実はこれら「ホットワイヤーはナイスな商品!」という人には共通している項目があるんです。
それは「交換前のハイテンションコードがすでに劣化していた」という理由なんです。
永井電子に代表されるウルトラ・プラグコードのような高価なプラグコード(メーカーにしてみると本当に高コスト)であれば劣化は少ないのですが、純正プラグコードはどんどん劣化していきます。
この劣化というのは無視できないほどのもので、クルマでいうところの1万kmともなれば、プラグメーカーが考える理想的な点火供給電圧からは大幅に低下しています。(そのためジムカーナ車輌なんかではとっととシリコンコードに変えるか、さもなくば1年くらいで新品に交換。)
そのため、ヤレてないハイテンションコードに変えたことが「ノロジーのおかげで」ということになるんですよ。
あともう一つには「もともと熱価があっていなかった」「燃調があっていなかった」という理由もあります。
これはバイクの世界では多いようですが、キャブ調整で燃調を変えた場合や、マフラー交換などをした場合です。
バイクの場合、プラグを外してみて「焼け気味」だとか「カブリ気味」ということで熱価を変えるこことがあるようですが、単気筒ならともかく今時の4気筒ともなるとエンジン停止時の状況によって、コロコロと変るため判断つきにくいのが一般的なんですよ。(一見カブリ気味に見えて実は全然問題ない。というのはザラです。その逆もしかり)
で、これで熱価を変えていたり、あるいはキャブ調整をしてしまったり……
この場合は現在ラインナップされているプラグにとってはプラグに与えるピーク電圧を高くしたほうが、結果的に低速が安定するんですよ。(ただ、これが性能アップといえるかどうか……)
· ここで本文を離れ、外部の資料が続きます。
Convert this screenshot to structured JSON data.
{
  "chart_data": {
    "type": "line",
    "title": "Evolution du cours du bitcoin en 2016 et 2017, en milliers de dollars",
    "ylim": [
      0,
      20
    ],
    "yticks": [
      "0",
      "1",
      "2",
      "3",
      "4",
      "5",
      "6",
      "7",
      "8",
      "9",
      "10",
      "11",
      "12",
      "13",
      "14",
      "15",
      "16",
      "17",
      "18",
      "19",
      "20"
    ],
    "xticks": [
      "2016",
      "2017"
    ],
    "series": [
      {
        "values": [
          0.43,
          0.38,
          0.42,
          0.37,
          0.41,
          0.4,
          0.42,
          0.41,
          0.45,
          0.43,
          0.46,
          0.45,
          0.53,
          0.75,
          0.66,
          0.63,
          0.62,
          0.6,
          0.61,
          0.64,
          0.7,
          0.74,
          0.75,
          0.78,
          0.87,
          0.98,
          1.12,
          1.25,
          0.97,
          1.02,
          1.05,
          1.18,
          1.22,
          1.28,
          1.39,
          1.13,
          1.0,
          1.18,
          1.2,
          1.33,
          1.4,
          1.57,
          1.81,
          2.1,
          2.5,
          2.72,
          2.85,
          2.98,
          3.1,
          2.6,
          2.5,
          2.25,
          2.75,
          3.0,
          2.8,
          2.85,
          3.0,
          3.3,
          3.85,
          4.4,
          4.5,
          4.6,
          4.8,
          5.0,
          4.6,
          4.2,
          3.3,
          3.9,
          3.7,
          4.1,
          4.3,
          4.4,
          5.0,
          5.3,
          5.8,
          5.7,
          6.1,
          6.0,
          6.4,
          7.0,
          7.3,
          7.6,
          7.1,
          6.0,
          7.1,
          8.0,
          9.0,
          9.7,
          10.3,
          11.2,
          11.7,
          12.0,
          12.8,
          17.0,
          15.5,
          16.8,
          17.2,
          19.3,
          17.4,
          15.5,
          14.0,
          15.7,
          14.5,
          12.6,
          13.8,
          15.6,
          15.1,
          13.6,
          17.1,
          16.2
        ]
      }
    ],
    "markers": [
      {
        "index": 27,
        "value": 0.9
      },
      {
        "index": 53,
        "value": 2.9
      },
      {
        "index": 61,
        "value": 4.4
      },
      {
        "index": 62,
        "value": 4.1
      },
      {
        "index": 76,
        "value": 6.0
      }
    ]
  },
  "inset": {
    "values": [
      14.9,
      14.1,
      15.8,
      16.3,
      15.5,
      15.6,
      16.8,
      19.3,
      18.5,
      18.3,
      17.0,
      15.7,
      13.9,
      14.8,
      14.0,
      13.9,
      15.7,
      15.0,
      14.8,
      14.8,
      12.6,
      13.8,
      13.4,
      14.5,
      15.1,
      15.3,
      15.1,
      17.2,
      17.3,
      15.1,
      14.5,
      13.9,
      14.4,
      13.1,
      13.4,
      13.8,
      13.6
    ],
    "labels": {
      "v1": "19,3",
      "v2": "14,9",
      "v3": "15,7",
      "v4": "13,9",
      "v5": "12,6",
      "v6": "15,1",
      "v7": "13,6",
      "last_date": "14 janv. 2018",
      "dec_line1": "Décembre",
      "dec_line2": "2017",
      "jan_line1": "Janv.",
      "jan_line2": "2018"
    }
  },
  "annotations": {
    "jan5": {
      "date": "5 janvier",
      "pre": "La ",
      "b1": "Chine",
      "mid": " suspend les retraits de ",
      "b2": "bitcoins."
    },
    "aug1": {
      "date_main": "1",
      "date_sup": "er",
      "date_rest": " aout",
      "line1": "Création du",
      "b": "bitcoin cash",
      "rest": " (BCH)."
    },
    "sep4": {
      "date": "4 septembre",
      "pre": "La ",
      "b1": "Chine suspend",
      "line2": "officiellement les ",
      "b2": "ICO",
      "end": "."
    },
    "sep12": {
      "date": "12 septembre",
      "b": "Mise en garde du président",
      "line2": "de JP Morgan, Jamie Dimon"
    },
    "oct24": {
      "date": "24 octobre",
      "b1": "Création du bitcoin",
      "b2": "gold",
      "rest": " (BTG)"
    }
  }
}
ノロジーのように単に点火を増幅させることが2ストエンジンにとっていいのかどうかは不明ですが、少なくとも4ストで効果が上がる場合、その前に燃調と点火タイミングを見直したほうがいいことは間違いないんですよ。もちろん、その前にヤレてないハイテンションコードと適正な熱価と形状、抵抗値を持ったプラグにすることが大切ですが。
とまあ、そんなわけで、長々と書きましたが、確かに金額的には知れているのでTRYしてみるのも一興かと思います。(シールドして、キャップ内のレジスター抜いて、レジスター無しのプラグにするだけだしね)
ただ、点火が増大することが良いとは限らないことだけは理解してくださいね。